Não pude evitar uma gargalhada, logo arrependida. Foi tremendo, não se ria. Tive que guiar um taxi por aquelas ruas, para sobreviver. Adoeci e estive quatro meses sem trabalhar... foi muito difícil. A seguir voltei, depois de tirar um curso de cabeleireiro. De senhoras? Não, de homens, só de homens. Nunca penteei nem cortei o cabelo a uma única mulher.
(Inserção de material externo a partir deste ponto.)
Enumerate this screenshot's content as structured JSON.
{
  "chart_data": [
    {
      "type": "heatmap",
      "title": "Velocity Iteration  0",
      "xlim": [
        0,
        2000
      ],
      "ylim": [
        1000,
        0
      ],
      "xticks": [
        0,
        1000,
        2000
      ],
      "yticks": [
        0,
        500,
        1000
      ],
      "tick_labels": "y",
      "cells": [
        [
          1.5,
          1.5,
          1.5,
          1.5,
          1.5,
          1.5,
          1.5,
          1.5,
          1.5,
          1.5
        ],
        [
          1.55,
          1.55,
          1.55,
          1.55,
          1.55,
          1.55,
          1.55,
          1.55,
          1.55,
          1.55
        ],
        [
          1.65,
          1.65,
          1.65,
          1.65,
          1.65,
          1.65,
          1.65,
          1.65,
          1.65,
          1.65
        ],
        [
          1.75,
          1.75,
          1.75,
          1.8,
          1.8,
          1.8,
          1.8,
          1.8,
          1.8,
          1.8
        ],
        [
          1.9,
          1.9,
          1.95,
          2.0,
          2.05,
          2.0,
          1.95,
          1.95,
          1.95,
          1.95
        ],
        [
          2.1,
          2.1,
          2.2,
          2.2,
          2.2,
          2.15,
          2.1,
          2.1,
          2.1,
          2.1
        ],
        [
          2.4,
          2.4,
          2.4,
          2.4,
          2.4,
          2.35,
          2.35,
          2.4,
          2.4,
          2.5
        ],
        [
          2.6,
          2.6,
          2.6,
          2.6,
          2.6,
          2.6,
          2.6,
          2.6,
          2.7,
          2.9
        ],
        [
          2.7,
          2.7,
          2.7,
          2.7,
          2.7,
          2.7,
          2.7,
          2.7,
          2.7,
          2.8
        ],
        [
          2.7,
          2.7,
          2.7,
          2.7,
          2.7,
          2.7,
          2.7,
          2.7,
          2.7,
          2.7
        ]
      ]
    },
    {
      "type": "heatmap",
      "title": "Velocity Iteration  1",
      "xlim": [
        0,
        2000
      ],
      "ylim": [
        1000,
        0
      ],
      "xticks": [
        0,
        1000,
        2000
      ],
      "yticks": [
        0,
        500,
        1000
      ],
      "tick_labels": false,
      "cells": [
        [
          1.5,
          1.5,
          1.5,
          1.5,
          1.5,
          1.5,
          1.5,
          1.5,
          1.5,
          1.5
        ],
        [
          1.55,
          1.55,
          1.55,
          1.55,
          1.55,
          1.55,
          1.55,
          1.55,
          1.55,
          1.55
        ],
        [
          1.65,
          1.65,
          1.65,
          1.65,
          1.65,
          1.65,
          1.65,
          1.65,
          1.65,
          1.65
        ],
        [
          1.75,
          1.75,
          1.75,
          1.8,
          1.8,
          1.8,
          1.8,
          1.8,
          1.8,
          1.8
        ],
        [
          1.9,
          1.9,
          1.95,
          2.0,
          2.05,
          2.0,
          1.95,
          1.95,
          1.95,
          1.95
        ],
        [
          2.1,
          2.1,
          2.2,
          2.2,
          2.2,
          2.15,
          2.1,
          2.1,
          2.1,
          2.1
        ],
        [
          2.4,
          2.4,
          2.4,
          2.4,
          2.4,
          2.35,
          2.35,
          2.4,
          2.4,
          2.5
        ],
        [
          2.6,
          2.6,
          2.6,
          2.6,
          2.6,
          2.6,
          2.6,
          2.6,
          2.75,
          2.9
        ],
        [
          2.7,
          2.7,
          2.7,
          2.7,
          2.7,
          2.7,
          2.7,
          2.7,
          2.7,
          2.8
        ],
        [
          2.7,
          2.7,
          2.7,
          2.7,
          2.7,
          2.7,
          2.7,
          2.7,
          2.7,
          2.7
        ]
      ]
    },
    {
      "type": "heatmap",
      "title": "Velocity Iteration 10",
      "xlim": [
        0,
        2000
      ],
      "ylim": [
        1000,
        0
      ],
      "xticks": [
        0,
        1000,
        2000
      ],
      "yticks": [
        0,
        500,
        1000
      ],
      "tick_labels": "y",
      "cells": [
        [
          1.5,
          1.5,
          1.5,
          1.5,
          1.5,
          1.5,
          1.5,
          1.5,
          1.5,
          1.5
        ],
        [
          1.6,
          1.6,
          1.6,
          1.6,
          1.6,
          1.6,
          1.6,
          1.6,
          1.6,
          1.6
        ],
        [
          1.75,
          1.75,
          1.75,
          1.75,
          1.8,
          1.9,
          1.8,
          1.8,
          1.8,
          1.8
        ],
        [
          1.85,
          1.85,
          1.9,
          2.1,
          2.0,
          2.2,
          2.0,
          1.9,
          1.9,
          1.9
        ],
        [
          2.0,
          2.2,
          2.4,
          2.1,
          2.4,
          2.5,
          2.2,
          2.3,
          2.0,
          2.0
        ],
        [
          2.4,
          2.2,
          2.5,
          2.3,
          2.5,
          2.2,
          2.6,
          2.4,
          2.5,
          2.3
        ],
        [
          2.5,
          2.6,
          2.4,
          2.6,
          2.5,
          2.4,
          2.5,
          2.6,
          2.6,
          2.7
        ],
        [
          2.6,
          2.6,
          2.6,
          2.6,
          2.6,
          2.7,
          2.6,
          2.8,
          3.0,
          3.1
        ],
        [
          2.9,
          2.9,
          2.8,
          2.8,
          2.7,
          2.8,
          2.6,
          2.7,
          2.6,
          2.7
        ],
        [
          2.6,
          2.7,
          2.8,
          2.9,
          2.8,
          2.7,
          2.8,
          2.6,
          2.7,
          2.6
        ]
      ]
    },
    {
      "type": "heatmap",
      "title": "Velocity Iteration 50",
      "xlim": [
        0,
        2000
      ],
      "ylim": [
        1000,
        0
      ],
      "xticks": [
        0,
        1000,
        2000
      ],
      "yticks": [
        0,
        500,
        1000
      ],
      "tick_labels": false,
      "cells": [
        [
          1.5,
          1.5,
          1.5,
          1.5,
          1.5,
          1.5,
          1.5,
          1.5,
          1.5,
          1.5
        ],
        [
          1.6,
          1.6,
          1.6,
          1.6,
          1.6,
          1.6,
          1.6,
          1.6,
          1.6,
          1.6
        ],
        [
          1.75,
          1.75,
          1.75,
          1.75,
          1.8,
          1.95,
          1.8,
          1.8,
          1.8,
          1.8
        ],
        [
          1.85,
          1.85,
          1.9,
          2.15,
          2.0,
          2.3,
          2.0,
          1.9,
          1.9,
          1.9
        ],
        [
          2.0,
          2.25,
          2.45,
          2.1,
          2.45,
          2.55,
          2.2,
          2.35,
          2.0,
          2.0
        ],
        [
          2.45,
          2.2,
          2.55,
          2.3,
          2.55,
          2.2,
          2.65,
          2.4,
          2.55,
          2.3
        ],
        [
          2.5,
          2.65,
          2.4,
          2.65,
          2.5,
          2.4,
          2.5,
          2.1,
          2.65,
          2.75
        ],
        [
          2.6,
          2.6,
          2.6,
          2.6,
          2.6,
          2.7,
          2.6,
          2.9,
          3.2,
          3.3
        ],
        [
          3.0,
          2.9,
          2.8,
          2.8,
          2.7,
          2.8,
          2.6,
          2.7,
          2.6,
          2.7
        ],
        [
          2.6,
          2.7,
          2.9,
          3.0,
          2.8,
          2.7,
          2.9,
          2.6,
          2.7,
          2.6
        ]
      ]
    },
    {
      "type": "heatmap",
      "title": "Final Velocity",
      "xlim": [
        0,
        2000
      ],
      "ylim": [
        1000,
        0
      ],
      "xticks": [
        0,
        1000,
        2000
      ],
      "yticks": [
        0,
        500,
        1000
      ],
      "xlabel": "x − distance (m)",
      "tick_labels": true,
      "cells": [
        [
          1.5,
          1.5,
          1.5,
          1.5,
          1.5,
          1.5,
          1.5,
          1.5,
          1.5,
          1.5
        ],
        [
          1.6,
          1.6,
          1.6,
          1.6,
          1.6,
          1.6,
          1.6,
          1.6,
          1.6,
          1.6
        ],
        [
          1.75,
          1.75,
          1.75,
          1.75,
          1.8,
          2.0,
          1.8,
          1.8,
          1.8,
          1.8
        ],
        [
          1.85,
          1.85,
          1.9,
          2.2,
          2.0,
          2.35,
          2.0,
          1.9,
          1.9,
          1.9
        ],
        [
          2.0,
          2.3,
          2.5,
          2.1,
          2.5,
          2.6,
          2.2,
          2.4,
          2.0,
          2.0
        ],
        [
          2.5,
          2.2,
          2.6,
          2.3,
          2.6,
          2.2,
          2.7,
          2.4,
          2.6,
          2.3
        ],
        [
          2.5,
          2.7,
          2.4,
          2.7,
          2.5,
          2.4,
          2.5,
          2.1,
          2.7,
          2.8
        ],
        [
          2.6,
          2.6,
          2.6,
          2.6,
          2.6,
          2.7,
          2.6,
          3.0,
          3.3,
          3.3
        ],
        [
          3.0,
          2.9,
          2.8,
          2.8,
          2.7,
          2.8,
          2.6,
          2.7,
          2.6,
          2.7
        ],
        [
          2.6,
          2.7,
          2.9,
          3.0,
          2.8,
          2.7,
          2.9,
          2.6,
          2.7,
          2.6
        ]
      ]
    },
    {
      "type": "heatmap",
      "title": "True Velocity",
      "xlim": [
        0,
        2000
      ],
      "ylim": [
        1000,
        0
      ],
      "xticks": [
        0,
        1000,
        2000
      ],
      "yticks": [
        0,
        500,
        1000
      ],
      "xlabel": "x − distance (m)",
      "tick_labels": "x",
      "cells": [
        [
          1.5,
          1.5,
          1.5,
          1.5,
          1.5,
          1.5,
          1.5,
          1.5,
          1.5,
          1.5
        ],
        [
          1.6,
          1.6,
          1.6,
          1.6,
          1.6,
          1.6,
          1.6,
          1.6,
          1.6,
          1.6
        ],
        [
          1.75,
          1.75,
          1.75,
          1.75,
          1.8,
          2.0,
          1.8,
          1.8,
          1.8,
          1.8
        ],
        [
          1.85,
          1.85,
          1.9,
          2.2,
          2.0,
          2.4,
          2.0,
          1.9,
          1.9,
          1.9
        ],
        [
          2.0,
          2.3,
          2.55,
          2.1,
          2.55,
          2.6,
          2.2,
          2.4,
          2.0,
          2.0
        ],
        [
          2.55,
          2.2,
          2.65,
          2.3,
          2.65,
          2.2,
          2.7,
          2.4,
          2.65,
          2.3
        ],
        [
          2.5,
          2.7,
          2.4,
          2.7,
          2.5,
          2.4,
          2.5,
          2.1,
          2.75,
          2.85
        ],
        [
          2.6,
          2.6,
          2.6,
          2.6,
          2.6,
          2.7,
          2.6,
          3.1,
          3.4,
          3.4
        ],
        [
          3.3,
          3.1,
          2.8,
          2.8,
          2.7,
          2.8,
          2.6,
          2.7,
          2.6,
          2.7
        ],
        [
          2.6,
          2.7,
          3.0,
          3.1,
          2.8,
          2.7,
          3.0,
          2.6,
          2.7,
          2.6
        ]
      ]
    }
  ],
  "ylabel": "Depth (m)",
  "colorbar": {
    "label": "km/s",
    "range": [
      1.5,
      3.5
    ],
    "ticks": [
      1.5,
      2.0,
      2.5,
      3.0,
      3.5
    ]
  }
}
Sabe, as senhoras têm aquela mania de querer o cabelo igual ao da outra, e quando não fica bem acham que nós é que não as soubemos pentear. Foi precisamente aqui, com um gesto involuntário, quase imperceptível, que levei a mão ao meu cabelo. Tem razão, os cabelos comportam-se todos de maneira diferente...  Presentemente estou aposentado, mas fui muito feliz na minha profissão. E também ganhei muito dinheiro. Agora não se fazem cortes como antigamente, já reparou? Rapam o cabelo e pronto. Desta vez nem sorri, pressentindo nova crise.

E quando A., cabeleireiro de homens, se despediu, afirmando que era bom que os homens se tratassem entre si como os animais tratam o homem, eu fiquei a imaginá-lo a pentear um beatle.